Le regard tourné vers la mer, Salim scrute l'horizon…
🌊Salim, c'est tous ces jeunes en mal de vivre, que la société rejette comme la mer rejette des amas d'algues sur la plage. Et comme ces algues qui jonchent le sable, ces jeunes se transforment en pollution, sinon olfactive, du moins visuelle. Écueils d'une société qui se voile la face, ils errent dans les rues et endorment leurs peines à renfort d'alcool et de drogue.
🌊Comme le chant des sirènes attire les marins, le bruit des vagues charme Salim. Jour après jour, les yeux posés sur la mer, le clapotis des ondes lui chante une douce mélodie : clap-clap ! clap-clap ! clap-clap ! Déjà mort avant même d'avoir vécu, il succombe alors à l'appel de la mer, dans l'espoir de pouvoir renaître dans un monde meilleur. Après des semaines d'attente, teintée de désespoir, durant lesquelles il se découvre capable du pire, c'est à bord d'un bateau de fortune que Salim réalise que les passeurs ne sont rien de plus que des esbroufeurs qui vendent des chimères pour du rêve. Cet eldorad[eau] qu'ils lui ont fait miroiter n'est que misère.
🌊Stigmatisé dans son propre pays, il l'est aussi, si ce n'est plus, dans cette contrée qui lui ouvre les portes pour finalement l'enfermer. Jadis loup de mer qui voyageait sur les flots de ses songes, aujourd'hui rien d'autre qu'un loup derrière les barreaux d'une fenêtre d'où il ne peut même pas admirer la soie bleue qui drapait ses songes, Salim devient le spectre de lui-même, sans même l'espoir d'être un revenant, car lorsque l'on a vécu l'atrocité, il n'y a plus de retour possible. Au pays de Don Quichotte, Salim n'a plus la force de se battre contre les moulins à vent. Au loin, la ville des lumières devient alors ténèbres. Finalement, peu importe où se trouve la fenêtre par laquelle on scrute l'horizon, l'autre côté de la mer nous semble toujours meilleur… et le mal du pays, le manque de ses proches, finit par l'immerger.

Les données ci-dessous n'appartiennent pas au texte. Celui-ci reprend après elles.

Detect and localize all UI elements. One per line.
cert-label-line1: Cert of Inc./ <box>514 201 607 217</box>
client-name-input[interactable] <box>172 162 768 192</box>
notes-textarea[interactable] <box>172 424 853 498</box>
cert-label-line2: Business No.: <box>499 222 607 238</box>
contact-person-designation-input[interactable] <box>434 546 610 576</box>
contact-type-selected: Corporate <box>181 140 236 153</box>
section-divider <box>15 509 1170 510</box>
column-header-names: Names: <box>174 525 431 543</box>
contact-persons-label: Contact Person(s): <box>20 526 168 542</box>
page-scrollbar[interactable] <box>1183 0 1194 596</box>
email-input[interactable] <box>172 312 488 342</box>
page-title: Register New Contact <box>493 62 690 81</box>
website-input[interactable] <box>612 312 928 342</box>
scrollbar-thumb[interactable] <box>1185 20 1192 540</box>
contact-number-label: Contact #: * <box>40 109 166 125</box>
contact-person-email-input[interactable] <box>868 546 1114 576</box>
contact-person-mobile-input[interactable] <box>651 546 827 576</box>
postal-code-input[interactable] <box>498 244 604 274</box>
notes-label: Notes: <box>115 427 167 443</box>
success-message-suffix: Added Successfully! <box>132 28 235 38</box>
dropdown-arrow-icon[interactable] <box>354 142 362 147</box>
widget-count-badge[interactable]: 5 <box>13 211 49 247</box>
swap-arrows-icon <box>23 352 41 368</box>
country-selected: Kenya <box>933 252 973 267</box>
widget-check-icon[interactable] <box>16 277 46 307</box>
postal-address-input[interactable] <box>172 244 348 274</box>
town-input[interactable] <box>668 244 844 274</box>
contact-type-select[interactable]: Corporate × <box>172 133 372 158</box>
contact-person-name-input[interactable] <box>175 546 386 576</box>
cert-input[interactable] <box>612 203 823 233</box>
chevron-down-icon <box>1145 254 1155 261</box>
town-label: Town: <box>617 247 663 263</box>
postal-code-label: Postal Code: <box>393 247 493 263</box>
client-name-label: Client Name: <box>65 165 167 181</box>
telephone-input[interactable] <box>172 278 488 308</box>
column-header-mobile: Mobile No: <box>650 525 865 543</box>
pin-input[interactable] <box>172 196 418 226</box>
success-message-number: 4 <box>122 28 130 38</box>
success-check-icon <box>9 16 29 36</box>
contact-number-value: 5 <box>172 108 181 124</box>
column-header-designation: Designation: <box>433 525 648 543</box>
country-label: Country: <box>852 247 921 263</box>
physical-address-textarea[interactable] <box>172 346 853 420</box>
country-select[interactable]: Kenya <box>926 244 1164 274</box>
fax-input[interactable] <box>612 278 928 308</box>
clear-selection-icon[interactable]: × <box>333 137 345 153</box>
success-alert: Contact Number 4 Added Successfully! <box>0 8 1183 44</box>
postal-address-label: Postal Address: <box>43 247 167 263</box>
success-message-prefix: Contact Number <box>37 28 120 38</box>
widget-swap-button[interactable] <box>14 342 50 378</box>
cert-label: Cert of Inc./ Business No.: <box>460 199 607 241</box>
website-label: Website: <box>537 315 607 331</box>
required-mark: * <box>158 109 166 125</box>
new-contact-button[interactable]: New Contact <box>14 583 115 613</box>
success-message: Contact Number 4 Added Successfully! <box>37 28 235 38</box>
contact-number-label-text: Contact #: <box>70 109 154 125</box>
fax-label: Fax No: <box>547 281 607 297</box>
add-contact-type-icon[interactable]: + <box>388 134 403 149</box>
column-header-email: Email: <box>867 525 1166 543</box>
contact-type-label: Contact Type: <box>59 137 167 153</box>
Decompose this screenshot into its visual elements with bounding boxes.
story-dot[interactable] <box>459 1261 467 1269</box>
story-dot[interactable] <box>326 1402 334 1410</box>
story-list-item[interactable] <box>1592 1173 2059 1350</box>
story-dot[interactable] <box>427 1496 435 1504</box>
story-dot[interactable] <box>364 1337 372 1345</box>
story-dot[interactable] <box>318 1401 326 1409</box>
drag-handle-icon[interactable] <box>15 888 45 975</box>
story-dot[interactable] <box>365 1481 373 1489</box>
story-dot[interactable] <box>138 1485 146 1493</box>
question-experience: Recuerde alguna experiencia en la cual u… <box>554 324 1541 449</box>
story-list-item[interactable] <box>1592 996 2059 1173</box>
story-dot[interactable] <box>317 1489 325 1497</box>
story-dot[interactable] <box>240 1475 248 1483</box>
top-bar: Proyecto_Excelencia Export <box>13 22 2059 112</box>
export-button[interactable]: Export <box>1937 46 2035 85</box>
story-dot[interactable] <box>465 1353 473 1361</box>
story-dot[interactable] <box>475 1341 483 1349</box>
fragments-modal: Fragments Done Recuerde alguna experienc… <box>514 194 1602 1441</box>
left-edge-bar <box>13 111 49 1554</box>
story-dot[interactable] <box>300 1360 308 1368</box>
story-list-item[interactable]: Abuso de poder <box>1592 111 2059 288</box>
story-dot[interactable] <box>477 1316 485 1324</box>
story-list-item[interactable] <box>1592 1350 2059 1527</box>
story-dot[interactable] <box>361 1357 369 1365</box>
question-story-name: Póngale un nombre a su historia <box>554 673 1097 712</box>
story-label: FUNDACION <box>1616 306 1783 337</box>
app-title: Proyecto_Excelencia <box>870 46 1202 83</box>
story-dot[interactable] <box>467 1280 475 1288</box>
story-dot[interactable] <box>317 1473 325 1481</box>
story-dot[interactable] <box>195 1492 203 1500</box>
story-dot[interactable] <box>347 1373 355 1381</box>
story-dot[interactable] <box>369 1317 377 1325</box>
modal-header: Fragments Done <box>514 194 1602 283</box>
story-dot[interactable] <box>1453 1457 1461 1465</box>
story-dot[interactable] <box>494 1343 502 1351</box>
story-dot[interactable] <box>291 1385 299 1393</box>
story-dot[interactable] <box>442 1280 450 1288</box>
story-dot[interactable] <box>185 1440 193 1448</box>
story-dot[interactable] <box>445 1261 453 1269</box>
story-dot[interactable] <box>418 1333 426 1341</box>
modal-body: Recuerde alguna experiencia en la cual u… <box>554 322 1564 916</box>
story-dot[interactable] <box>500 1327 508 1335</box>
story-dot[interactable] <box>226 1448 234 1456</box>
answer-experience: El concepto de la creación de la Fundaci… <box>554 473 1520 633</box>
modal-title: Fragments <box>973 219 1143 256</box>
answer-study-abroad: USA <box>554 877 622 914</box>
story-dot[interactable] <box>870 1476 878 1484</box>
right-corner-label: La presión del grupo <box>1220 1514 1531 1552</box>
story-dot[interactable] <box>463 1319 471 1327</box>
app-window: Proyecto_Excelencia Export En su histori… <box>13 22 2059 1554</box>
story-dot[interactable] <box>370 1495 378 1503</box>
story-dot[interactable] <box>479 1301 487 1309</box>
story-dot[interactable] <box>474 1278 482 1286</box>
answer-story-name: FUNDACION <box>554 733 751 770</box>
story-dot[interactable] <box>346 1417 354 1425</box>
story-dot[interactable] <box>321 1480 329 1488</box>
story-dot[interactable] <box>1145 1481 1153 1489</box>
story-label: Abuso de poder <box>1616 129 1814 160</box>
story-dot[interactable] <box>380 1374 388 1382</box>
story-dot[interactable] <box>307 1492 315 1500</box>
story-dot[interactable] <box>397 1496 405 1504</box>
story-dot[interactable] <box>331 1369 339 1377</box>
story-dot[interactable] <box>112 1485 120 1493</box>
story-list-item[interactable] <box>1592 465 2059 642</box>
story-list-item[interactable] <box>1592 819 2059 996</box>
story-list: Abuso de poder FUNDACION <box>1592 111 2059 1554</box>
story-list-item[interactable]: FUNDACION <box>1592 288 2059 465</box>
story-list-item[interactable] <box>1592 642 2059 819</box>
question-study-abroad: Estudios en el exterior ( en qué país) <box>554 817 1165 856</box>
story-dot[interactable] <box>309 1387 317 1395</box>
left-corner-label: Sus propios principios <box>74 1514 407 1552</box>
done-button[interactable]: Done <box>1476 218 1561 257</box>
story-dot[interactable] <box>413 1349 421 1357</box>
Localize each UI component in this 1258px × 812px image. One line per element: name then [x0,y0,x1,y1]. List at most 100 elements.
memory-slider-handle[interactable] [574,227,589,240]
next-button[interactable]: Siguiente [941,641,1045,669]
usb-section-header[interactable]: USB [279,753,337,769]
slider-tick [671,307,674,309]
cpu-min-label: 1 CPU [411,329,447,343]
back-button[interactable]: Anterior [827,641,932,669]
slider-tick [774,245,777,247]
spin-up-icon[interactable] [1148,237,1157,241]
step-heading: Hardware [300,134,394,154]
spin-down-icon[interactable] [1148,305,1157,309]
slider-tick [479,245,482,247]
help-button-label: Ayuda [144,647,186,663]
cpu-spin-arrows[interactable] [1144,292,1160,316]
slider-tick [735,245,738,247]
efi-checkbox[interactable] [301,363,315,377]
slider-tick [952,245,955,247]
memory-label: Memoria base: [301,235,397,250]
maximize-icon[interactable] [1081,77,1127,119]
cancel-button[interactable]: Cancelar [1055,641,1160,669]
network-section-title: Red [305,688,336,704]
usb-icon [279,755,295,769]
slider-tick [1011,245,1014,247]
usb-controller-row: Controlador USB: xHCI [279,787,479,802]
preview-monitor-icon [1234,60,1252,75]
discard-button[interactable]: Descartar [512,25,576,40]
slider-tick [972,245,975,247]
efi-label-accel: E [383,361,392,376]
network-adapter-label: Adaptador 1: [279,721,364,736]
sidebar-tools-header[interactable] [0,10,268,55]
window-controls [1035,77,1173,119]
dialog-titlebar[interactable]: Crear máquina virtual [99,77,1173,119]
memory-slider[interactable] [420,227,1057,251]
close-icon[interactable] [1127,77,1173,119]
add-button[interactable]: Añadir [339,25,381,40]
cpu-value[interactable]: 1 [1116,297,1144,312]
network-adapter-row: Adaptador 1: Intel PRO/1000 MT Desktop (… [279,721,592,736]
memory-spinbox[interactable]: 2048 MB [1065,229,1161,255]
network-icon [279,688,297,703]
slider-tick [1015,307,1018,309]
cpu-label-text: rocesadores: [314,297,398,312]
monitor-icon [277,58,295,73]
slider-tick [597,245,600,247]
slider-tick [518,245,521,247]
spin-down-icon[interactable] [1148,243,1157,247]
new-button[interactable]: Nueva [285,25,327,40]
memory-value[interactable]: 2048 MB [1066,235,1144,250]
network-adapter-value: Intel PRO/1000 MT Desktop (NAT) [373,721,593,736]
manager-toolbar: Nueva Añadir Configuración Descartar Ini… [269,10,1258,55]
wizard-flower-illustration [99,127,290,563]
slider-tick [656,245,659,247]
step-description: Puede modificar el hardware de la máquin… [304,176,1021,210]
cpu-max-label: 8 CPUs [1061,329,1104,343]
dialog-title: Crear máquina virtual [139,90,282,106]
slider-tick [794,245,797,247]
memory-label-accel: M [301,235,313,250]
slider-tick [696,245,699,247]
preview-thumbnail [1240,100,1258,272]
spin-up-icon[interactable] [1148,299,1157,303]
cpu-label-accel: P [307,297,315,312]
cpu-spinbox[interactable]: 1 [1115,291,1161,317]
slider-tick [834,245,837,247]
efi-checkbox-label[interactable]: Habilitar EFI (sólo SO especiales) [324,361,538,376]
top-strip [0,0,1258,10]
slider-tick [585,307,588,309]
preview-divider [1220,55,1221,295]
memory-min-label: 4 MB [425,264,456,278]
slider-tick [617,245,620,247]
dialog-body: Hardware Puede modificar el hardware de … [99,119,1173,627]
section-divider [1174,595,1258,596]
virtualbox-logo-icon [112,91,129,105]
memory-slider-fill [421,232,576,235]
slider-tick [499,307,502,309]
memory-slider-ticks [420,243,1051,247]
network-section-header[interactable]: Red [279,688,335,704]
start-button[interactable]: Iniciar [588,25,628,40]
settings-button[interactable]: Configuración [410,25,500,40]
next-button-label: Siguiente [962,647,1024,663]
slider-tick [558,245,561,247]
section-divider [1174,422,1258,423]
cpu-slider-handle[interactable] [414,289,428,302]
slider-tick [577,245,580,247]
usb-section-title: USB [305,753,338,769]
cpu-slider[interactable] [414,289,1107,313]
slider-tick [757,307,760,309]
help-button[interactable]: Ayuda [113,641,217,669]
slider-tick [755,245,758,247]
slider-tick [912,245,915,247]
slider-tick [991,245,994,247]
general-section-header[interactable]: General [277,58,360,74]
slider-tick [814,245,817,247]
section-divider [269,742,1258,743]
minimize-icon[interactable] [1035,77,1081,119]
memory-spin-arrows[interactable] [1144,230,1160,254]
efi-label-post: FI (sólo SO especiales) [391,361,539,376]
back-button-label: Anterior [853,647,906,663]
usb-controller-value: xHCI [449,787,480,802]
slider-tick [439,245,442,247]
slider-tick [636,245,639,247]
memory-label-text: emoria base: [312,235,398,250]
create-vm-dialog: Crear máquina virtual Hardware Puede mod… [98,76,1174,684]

Dans ce premier roman, à la fois poétique et percutant,
Neïla Romeyssa donne la voix à tous ces migrants qu'elle a rencontrés : fidèle dépositaire de ces témoignages poignants, elle s'efface devant le personnage, qui s'adresse à elle… ainsi qu'à nous. Ce qui d'ailleurs me fait quelque peu culpabiliser, car je n'ai pas senti de réelle empathie envers le protagoniste : il m'a manqué ce je-ne-sais-quoi qui m'aurait fait « voyager » à ses côtés ; je n'ai emprunté qu'un radeau et fait la traversée loin derrière lui.